Black Irish is McNally’s most personal project yet, which is saying a lot, given the Americana singer-songwriter’s deep catalog. But it speaks to the power of connection, and the power of music to create it and to reflect it. The kick off track “You Made Me Feel For You”, was written by her producer, Americana icon, Rodney Crowell, and serves as a metaphor for their collaboration - how his particular understanding of her unique gifts pulled out the career-defining album many have been waiting for since she came on the scene.

She co-wrote three of the album’s 12 songs – one with producer Crowell, who also penned two more for her; the rest include personal favorites by Stevie Wonder (“I Ain’t Gonna Stand For It”), Robbie Robertson (“It Makes No Difference”), and J.J. Cale (“Low Rider”). The result is an album that stands with the best of classic vocal interpreters like Linda Ronstadt, Bonnie Raitt, Emmylou Harris and Maria Muldaur.

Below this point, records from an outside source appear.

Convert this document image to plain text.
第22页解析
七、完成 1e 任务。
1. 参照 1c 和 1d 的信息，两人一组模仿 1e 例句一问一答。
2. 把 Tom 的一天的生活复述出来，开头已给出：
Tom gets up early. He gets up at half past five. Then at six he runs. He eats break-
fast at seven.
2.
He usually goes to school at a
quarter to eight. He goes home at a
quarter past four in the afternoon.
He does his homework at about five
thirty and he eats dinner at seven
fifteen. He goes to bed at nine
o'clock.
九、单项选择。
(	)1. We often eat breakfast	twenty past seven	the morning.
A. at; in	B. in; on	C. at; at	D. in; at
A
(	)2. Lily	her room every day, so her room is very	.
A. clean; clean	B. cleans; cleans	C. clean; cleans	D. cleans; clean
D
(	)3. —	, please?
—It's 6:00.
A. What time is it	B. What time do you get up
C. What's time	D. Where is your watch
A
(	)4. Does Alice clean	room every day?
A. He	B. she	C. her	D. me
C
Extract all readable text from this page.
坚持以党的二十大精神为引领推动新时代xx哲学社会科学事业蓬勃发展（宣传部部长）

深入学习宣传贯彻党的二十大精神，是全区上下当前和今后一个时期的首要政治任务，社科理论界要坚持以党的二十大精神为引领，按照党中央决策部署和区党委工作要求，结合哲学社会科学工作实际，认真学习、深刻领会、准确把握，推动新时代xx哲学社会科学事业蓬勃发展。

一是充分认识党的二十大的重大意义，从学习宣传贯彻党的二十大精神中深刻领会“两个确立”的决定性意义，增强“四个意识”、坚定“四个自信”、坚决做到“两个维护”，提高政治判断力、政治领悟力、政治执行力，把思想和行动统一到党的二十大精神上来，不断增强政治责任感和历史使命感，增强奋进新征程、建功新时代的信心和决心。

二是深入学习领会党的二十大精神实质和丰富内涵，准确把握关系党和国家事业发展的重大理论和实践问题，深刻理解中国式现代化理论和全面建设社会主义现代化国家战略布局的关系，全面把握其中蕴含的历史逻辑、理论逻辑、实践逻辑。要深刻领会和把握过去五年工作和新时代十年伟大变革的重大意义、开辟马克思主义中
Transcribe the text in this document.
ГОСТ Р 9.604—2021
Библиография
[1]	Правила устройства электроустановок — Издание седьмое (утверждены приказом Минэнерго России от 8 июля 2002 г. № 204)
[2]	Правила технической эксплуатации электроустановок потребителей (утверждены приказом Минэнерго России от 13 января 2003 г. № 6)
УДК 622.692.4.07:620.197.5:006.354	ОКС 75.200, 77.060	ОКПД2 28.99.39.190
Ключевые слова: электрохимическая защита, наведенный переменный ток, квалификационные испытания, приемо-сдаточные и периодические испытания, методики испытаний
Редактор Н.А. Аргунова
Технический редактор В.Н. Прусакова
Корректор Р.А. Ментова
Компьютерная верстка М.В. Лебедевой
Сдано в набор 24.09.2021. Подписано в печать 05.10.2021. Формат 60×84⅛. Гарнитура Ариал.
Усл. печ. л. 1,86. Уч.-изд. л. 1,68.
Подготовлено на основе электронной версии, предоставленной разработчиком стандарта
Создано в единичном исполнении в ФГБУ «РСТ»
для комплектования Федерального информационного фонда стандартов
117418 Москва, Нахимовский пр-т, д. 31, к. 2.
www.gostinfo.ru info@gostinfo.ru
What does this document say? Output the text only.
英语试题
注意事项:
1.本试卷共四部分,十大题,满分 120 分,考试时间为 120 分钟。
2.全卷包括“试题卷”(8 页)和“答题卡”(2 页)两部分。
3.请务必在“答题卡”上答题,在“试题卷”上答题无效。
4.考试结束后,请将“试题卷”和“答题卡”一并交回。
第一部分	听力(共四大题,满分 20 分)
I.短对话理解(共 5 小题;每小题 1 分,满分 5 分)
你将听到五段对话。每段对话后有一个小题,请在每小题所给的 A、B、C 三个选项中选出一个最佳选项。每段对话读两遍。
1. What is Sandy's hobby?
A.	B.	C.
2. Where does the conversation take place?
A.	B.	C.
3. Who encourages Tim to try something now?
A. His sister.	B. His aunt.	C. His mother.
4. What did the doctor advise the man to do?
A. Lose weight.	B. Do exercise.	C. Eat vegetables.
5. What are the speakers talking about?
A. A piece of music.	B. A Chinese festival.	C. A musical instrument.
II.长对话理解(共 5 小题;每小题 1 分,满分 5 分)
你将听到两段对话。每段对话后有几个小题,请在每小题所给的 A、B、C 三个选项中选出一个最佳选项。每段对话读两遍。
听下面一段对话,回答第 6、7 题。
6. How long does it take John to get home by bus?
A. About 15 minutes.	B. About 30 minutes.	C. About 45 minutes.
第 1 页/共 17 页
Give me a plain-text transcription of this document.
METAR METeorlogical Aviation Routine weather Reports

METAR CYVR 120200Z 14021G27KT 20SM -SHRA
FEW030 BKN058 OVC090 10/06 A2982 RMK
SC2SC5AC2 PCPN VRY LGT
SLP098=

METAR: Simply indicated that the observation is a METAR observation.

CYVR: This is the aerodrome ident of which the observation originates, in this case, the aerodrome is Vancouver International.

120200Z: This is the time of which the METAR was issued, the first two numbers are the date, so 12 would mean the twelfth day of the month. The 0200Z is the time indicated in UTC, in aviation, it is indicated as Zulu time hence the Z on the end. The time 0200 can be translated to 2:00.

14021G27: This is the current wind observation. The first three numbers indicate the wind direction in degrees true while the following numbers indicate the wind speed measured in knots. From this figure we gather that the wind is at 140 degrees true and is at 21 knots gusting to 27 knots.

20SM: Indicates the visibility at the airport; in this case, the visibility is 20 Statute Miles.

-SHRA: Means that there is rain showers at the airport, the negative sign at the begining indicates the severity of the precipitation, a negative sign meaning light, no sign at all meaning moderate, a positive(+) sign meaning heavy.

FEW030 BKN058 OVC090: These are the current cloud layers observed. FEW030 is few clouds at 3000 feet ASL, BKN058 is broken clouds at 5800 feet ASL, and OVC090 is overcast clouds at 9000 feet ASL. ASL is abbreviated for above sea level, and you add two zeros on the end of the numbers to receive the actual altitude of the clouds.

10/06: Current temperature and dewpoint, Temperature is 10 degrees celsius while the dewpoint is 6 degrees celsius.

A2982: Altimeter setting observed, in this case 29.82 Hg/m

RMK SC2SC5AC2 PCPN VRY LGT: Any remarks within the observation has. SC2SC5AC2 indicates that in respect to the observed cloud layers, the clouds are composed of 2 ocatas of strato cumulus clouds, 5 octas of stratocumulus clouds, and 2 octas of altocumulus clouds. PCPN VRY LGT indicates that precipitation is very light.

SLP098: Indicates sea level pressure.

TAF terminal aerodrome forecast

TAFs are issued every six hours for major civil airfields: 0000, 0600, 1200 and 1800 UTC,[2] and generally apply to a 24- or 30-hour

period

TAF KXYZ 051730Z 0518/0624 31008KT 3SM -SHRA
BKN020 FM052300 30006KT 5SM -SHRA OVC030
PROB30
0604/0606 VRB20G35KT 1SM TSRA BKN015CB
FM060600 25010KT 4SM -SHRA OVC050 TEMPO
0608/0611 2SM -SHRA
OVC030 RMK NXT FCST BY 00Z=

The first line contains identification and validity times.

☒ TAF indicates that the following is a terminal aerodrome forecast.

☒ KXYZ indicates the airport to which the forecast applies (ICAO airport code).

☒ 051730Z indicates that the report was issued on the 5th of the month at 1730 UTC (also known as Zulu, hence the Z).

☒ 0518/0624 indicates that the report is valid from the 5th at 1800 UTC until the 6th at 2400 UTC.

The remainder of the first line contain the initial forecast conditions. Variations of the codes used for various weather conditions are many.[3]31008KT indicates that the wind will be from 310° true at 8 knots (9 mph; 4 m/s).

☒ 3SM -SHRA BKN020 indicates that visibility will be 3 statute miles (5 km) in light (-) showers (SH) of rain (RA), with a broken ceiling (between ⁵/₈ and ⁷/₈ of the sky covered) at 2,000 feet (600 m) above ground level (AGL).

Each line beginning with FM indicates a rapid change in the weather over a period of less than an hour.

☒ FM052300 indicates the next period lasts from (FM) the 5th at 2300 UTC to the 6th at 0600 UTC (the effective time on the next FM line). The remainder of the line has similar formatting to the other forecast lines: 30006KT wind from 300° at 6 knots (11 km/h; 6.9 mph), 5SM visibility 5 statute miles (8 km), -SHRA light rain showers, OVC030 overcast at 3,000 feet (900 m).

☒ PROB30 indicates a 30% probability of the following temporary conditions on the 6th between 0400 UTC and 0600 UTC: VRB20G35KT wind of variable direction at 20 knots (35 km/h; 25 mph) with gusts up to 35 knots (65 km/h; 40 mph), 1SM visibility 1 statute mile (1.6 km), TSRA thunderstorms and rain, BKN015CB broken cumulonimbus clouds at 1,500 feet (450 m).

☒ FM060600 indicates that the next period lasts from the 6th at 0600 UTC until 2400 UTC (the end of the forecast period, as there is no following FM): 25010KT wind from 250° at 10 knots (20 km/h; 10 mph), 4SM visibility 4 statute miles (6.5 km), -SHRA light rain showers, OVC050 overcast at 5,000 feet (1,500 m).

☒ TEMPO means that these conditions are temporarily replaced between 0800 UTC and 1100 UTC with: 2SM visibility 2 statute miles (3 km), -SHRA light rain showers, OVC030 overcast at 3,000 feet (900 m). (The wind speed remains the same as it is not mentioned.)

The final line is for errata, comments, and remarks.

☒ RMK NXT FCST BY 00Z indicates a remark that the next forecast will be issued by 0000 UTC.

When it came time to record McNally enlisted her friend, Memphis soul- gospel powerhouse Wendy Moten on background vocals, while Crowell called in some of Music City’s finest, including guitarists Colin Linden and Audley Freed, bassists Michael Rhodes and David Santos, and drummer Jerry Roe.

The third McNally original on Black Irish, and an album standout, is “Banshee Moan,” about her experiences in the music industry, experiences common to working women everywhere. With its haunting melody and McNally’s rich, deep-blue vocals, “Banshee Moan” is no mere protest song, it’s a howl of the collective female spirit, equal parts softness and strength.

For those familiar with Levon Helm’s ramshackle take on Muddy Waters’ “The Stuff You Got to Watch,” McNally’s smoothly swinging rockabilly/ jump blues will be a revelation. It’s her tribute to Muddy. “I love how classy he was, how sharp-dressed and handsome, with his pompadour and his gold and his perfect suit.”

To McNally, the late Susanna Clark’s song about Townes Van Zandt, “Black Haired Boy” (with Emmylou and Elizabeth Cook singing harmony) is a bookend to “Prayer in Open D,” the two most “singer-songwriter” tracks, both featuring Crowell’s fingerpicking.

Also on the album is McNally and company’s take on the joyous, roof-raising Delta gospel of The Staple Singers’ “Let’s Go Home.”